Собравшиеся в горнице казаки помрачнели.
— Хреновато, — неожиданно для всех изрек отец Арсений.
— Батюшка, что за выражения! — притворно смутился весельчак Гречко. Напряжение немного спало.
— Но это все равно ничего не меняет, — подвел итог Рокотов, — мы уже решили идти. Просто будем внимательны вдвойне... Теперь вопросы снаряжения, — биолог положил поверх карты разграфленный листок бумаги. — Я буду называть вид вооружения, а те, к кому это относится, записывают. Ручки карандаши у всех есть?

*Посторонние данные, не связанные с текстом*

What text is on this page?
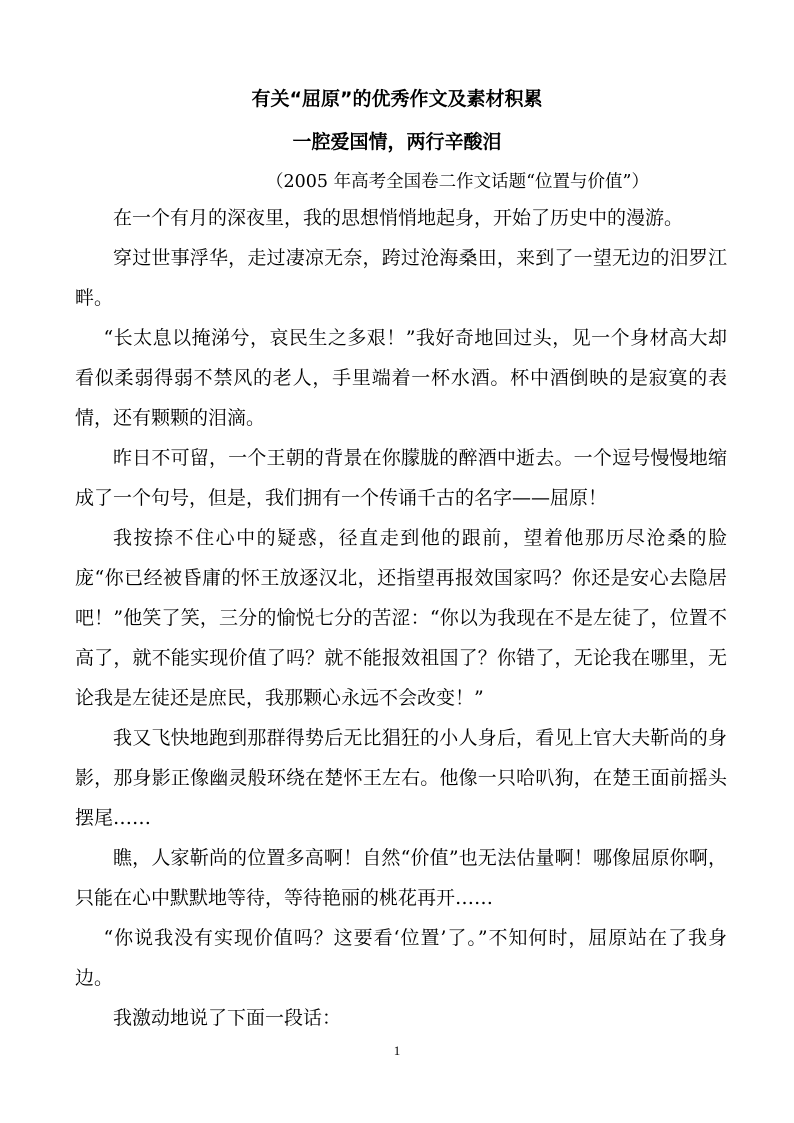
有关“屈原”的优秀作文及素材积累
一腔爱国情，两行辛酸泪
（2005 年高考全国卷二作文话题“位置与价值”）

在一个有月的深夜里，我的思想悄悄地起身，开始了历史中的漫游。

穿过世事浮华，走过凄凉无奈，跨过沧海桑田，来到了一望无边的汨罗江畔。

“长太息以掩涕兮，哀民生之多艰！”我好奇地回过头，见一个身材高大却看似柔弱得弱不禁风的老人，手里端着一杯水酒。杯中酒倒映的是寂寞的表情，还有颗颗的泪滴。

昨日不可留，一个王朝的背景在你朦胧的醉酒中逝去。一个逗号慢慢地缩成了一个句号，但是，我们拥有一个传诵千古的名字——屈原！

我按捺不住心中的疑惑，径直走到他的跟前，望着他那历尽沧桑的脸庞“你已经被昏庸的怀王放逐汉北，还指望再报效国家吗？你还是安心去隐居吧！”他笑了笑，三分的愉悦七分的苦涩：“你以为我现在不是左徒了，位置不高了，就不能实现价值了吗？就不能报效祖国了？你错了，无论我在哪里，无论我是左徒还是庶民，我那颗心永远不会改变！”

我又飞快地跑到那群得势后无比猖狂的小人身后，看见上官大夫靳尚的身影，那身影正像幽灵般环绕在楚怀王左右。他像一只哈叭狗，在楚王面前摇头摆尾……

瞧，人家靳尚的位置多高啊！自然“价值”也无法估量啊！哪像屈原你啊，只能在心中默默地等待，等待艳丽的桃花再开……

“你说我没有实现价值吗？这要看‘位置’了。”不知何时，屈原站在了我身边。

我激动地说了下面一段话：

1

Казаки уже привыкли к редкому педантизму Владислава и потому с готовностью продемонстрировали пишущие приборы.
— Начинаем с гранатометчиков. Каждый берет по тридцать зарядов. Двадцать четыре осколочных и шесть термобарических[20]. Это помимо четырех в стволе. К «пэ пэ девяносто» — по пять магазинов плюс коробку с сотней патронов... Записали? Идем дальше... Снайпера с «эс вэ у». Десятипатронные магазины — четырнадцать штук. Плюс один в аппарате. Патронов россыпью — двести...
— Не маловато? — спросил Туманишвили.
— В самый раз. Кроме огневой мощи существует понятие «мобильность». С центнером на плечах по горам не побегаешь...
— Верно, — поддержал командира опытный Филонов.